Mohamed El Khalfi fait partie de cette belle brochette artistique originaire du légendaire quartier casablancais Derb Sultan qui jonchent actuellement les cieux. Il part les retrouver, leur dire : « J’étais seul. Je vivais sans compagnie. Les artistes ne daignaient pas demander après moi. Seuls quelques amis prenaient la peine de s’enquérir de ma santé. » Ce sont ses mots, c’est son amertume, c’est son incompréhension. Celui qui traverse les décennies en déversant créations et ingéniosités se retrouve subitement loin des projecteurs, amputé de la reconnaissance de ses compagnons de route encore en « fonction », ignoré par des politiques qui font fi de l’histoire culturelle de leur propre pays, brillant certainement par une lourde inculture. Ajoutons à cela une amnésie cultivée à outrance et l’amour des bâtisseurs se meurt.
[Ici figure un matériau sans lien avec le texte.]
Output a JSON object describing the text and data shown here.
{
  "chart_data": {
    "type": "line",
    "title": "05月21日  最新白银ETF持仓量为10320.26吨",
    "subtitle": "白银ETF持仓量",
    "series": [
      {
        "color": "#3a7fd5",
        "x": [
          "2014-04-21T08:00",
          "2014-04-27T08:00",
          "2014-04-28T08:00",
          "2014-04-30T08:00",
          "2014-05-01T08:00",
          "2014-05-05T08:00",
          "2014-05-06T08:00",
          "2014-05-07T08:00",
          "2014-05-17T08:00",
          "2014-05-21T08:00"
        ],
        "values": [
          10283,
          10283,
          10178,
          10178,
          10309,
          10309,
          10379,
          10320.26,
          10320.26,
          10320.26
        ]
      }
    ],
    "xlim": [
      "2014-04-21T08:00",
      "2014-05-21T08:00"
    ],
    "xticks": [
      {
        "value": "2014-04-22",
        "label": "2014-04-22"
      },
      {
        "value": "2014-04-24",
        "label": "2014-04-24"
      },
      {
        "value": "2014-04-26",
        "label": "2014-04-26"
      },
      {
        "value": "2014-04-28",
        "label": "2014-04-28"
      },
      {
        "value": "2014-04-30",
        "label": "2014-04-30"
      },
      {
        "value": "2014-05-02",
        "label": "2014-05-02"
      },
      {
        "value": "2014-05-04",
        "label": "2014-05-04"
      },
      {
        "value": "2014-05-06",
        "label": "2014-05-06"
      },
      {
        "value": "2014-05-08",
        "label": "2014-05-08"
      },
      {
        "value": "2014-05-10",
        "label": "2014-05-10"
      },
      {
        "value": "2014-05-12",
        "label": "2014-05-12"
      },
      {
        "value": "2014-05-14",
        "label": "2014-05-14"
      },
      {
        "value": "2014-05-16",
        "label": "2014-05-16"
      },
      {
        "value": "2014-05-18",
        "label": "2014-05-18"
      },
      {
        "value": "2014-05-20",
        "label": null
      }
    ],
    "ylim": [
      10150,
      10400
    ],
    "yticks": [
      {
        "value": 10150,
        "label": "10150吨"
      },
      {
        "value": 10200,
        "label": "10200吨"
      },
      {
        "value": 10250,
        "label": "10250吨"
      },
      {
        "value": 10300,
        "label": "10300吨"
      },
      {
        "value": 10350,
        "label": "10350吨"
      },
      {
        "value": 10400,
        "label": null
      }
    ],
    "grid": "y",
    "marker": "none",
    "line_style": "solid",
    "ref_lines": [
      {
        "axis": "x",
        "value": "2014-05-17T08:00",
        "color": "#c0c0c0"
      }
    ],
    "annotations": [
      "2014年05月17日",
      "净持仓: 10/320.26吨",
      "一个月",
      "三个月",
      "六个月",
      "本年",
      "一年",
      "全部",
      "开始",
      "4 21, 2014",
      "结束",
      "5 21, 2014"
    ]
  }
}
Tôt dans sa carrière, le frais homme de théâtre croise le chemin de Ahmed Taïeb El Alj, Tayeb Saddiki, Abdelkader El Badaoui. Il est amené à collaborer avec, entre autres, Mustapha Toumi, Abdessalam El Omari, Abdessamad Dinia, Chaïbia El Adraoui, Naima Elmcherqui, Hassan Essakalli, Ahmed Naji, Latifa Kamal, Aïd Mawhoub, Ali Haddani, Abderkader Moutaâ. Dans les années 1980, Mohamed Naji monte la troupe « Les Artistes unis » dont l’une des pièces maîtresses est « La Famille intellectuelle » qui met en vedette Touria Jabrane et Aziz Daïfi. El Khalfi est l’un des premiers comédiens à rejoindre la télévision marocaine à son lancement au début des années 1960. Il présente la première série policière de la chaîne en 1962, intitulée « Le Sacrifice », ainsi que le feuilleton « Le vendeur de pain ». Les productions se suivent avant une traversée du désert et son retour sur 2M pour camper l’un des rôles principaux de la sitcom « Lalla Fatima » avec Khadija Assad et Aziz Saadallah. Son rôle de membre de la famille Benzizi dans cette série, présentée en trois parties, est l’une de ses prestations les plus célèbres pour le téléspectateur.
 
Deux récentes distinctions
 
Quelques mois avant sa mort, il reçoit deux distinctions qui lui ont redonné un respect relatif : la première lors de la 24ème édition du Festival international du cinéma africain de Khouribga en mai 2024 et la deuxième à la cinquième livraison du Festival du film arabe en septembre dernier. On sait que Mohamed El Khalfi, dont l’expérience artistique au théâtre, à la radio, à la télévision et au cinéma s’étend sur une soixantaine d’années, joue des rôles de valeur variable dans un ensemble de longs métrages cinématographiques marocains, parmi lesquels : « Silence, une direction interdite » (1973) de Abdallah El Mesbahi, « Les Beaux jours de Shéhérazade » (1982) de Mustafa Derkaoui, « Le Trouble » (1984) d’Al Khayyat, « Awchtane » (1997), « Hna w Lhih » (2004) de Mohamed Ismail, « La Cinquième corde » (2010) de Salma Bargach, en plus de quelques courts métrages, dont « By the Line of Time » (2006) de Hicham El Asri, « Ghadi Nkemal » (2012) de Rachid Zaki, « Le Sang trahi » de Adil El Fadili. Ainsi s’éteint un grand, ainsi nous regarde-t-il de là où il est, le sourire en coin.